News Analysis
The Chinese phrase, “surrounded by Chu songs” is probably the best way to express the current state of mainland China’s real estate market. It derives from the battle of Gaixia where the 100-thousand-strong army of the prominent Chu warlord, Xiang Yu in the late Qin Dynasty (221-206 B.C.) was trapped and besieged by Liu Bang, the King of Han’s army, six times the size of Xiang’s.
As the last strategic move towards victory, Liu Bang ordered his soldiers to sing folk songs in the middle of the night so as to make the Chu army believe that Chu had fallen and that its people had been captured.
Hearing the songs made the Chu soldiers homesick, spurring many of them to run away. Xiang Yu attempted to break away with only 26 soldiers left. He mistakenly ran into a marsh by the Wu River. Surrounded by 5000 enemies and failing to board a boat to return to the Chu Kingdom, he committed suicide. The Chinese phrase, also translated as “Chu songs on all four sides,” has since been used to refer to encountering crises on many fronts.
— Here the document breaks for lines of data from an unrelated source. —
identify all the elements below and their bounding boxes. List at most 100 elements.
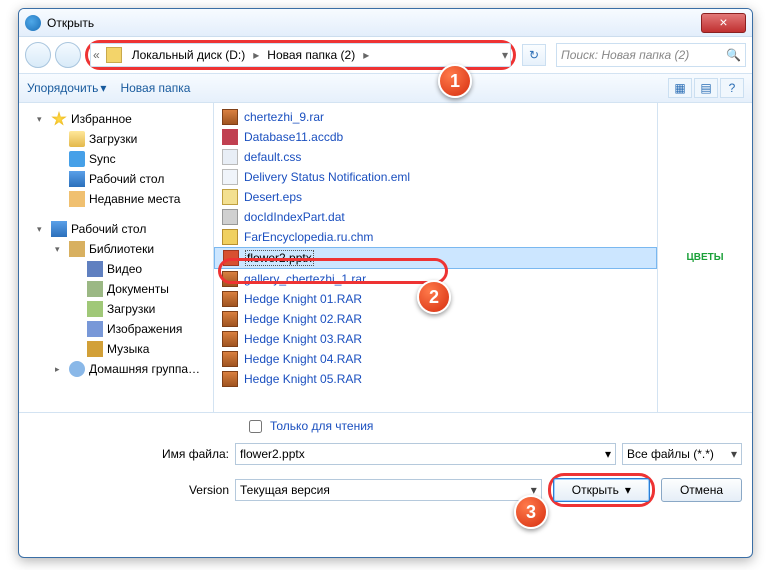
sidebar-item[interactable]: Рабочий стол [19, 169, 213, 189]
db-file-icon [222, 129, 238, 145]
sidebar-item[interactable]: ▾ Библиотеки [19, 239, 213, 259]
file-item[interactable]: Delivery Status Notification.eml [214, 167, 657, 187]
sidebar-item-label: Документы [107, 282, 169, 296]
sidebar-item[interactable]: Недавние места [19, 189, 213, 209]
file-item[interactable]: docIdIndexPart.dat [214, 207, 657, 227]
filename-row: Имя файла: flower2.pptx ▾ Все файлы (*.*… [19, 439, 752, 469]
file-name: Hedge Knight 02.RAR [244, 312, 362, 326]
file-name: default.css [244, 150, 301, 164]
sidebar-item-label: Библиотеки [89, 242, 154, 256]
readonly-checkbox[interactable] [249, 420, 262, 433]
sidebar-item-label: Домашняя группа… [89, 362, 200, 376]
expand-icon[interactable]: ▾ [37, 224, 47, 235]
sidebar-item-label: Видео [107, 262, 142, 276]
mus-icon [87, 341, 103, 357]
file-item[interactable]: Database11.accdb [214, 127, 657, 147]
view-icons-button[interactable]: ▦ [668, 78, 692, 98]
rar-file-icon [222, 371, 238, 387]
search-input[interactable]: Поиск: Новая папка (2) 🔍 [556, 43, 746, 67]
filename-dropdown-icon[interactable]: ▾ [605, 447, 611, 461]
file-name: docIdIndexPart.dat [244, 210, 345, 224]
img-icon [87, 321, 103, 337]
file-name: gallery_chertezhi_1.rar [244, 272, 366, 286]
file-item[interactable]: Hedge Knight 03.RAR [214, 329, 657, 349]
version-label: Version [29, 483, 229, 497]
file-item[interactable]: flower2.pptx [214, 247, 657, 269]
close-button[interactable]: × [701, 13, 746, 33]
organize-menu[interactable]: Упорядочить ▾ [27, 81, 106, 95]
annotation-badge-2: 2 [417, 280, 451, 314]
sidebar-item[interactable]: ▾ Избранное [19, 109, 213, 129]
chevron-down-icon: ▾ [731, 447, 737, 461]
refresh-button[interactable]: ↻ [522, 44, 546, 66]
rar-file-icon [222, 331, 238, 347]
file-name: Hedge Knight 04.RAR [244, 352, 362, 366]
lib-icon [69, 241, 85, 257]
open-button[interactable]: Открыть ▾ [553, 478, 650, 502]
sidebar-item[interactable]: ▸ Домашняя группа… [19, 359, 213, 379]
sidebar-item[interactable]: Документы [19, 279, 213, 299]
doc-icon [87, 281, 103, 297]
desk-icon [51, 221, 67, 237]
vid-icon [87, 261, 103, 277]
forward-button[interactable] [55, 42, 81, 68]
sidebar-item[interactable]: Загрузки [19, 299, 213, 319]
chevron-right-icon[interactable]: ▸ [251, 48, 261, 62]
readonly-row: Только для чтения [19, 413, 752, 439]
sidebar-item[interactable]: Загрузки [19, 129, 213, 149]
open-button-highlight: Открыть ▾ [548, 473, 655, 507]
chm-file-icon [222, 229, 238, 245]
sidebar-item-label: Sync [89, 152, 116, 166]
breadcrumb[interactable]: Новая папка (2) [261, 48, 361, 62]
filename-input[interactable]: flower2.pptx ▾ [235, 443, 616, 465]
expand-icon[interactable]: ▸ [55, 364, 65, 375]
dat-file-icon [222, 209, 238, 225]
file-item[interactable]: default.css [214, 147, 657, 167]
version-combo[interactable]: Текущая версия ▾ [235, 479, 542, 501]
address-dropdown-icon[interactable]: ▾ [500, 48, 510, 62]
address-bar[interactable]: « Локальный диск (D:) ▸ Новая папка (2) … [90, 43, 511, 67]
sidebar-item[interactable]: ▾Рабочий стол [19, 219, 213, 239]
rar-file-icon [222, 271, 238, 287]
back-button[interactable] [25, 42, 51, 68]
file-list[interactable]: chertezhi_9.rar Database11.accdb default.c… [214, 103, 657, 412]
file-name: Delivery Status Notification.eml [244, 170, 410, 184]
cancel-button[interactable]: Отмена [661, 478, 742, 502]
file-name: Database11.accdb [244, 130, 343, 144]
sidebar-item-label: Избранное [71, 112, 132, 126]
chevron-right-icon[interactable]: ▸ [361, 48, 371, 62]
sidebar-item[interactable]: Изображения [19, 319, 213, 339]
chevron-down-icon: ▾ [625, 483, 631, 497]
file-item[interactable]: Hedge Knight 04.RAR [214, 349, 657, 369]
rar-file-icon [222, 311, 238, 327]
sidebar-item-label: Загрузки [107, 302, 155, 316]
annotation-badge-3: 3 [514, 495, 548, 529]
version-row: Version Текущая версия ▾ Открыть ▾ Отмен… [19, 469, 752, 511]
expand-icon[interactable]: ▾ [55, 244, 65, 255]
file-name: Hedge Knight 03.RAR [244, 332, 362, 346]
view-list-button[interactable]: ▤ [694, 78, 718, 98]
address-overflow-icon[interactable]: « [91, 48, 102, 62]
sidebar-tree[interactable]: ▾ Избранное Загрузки Sync Рабочий стол Недавн… [19, 103, 214, 412]
file-item[interactable]: Desert.eps [214, 187, 657, 207]
sidebar-item-label: Недавние места [89, 192, 180, 206]
readonly-label: Только для чтения [270, 419, 373, 433]
sidebar-item-label: Рабочий стол [89, 172, 164, 186]
new-folder-button[interactable]: Новая папка [120, 81, 190, 95]
breadcrumb[interactable]: Локальный диск (D:) [126, 48, 252, 62]
sidebar-item-label: Музыка [107, 342, 149, 356]
file-item[interactable]: FarEncyclopedia.ru.chm [214, 227, 657, 247]
help-button[interactable]: ? [720, 78, 744, 98]
filetype-combo[interactable]: Все файлы (*.*) ▾ [622, 443, 742, 465]
search-icon[interactable]: 🔍 [726, 48, 741, 62]
expand-icon[interactable]: ▾ [37, 114, 47, 125]
dl-icon [87, 301, 103, 317]
file-item[interactable]: chertezhi_9.rar [214, 107, 657, 127]
home-icon [69, 361, 85, 377]
file-name: FarEncyclopedia.ru.chm [244, 230, 373, 244]
open-file-dialog: Открыть × « Локальный диск (D:) ▸ Новая … [18, 8, 753, 558]
sidebar-item[interactable]: Видео [19, 259, 213, 279]
sidebar-item[interactable]: Sync [19, 149, 213, 169]
sidebar-item[interactable]: Музыка [19, 339, 213, 359]
file-item[interactable]: Hedge Knight 05.RAR [214, 369, 657, 389]
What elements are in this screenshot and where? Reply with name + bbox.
Like Xiang Yu’s downfall, the Chinese economy today is collapsing on all fronts. With a frozen real estate market, a manufacturing industry on the edge of collapse, a chain of financial defaults (in banks and in private funds), deteriorating relations with surrounding countries, and foreign divestment, China is already “hearing the Chu songs” everywhere.
Public Confidence
The Chinese economy ran into significant trouble in 2011 when bad debts exploded—often referred to as the “capital chain rupture.” Today China’s entire economy has been segmented into many silos. The way the failing economy is spreading geographically and across industries resembles the way booths in a market go out of business one after another.
As the country is confronted by many economic and social crises, the majority of Chinese people have either failed to notice, or don’t want to give it any serious consideration. They remain hopeful that the power of the “system” will solve problems.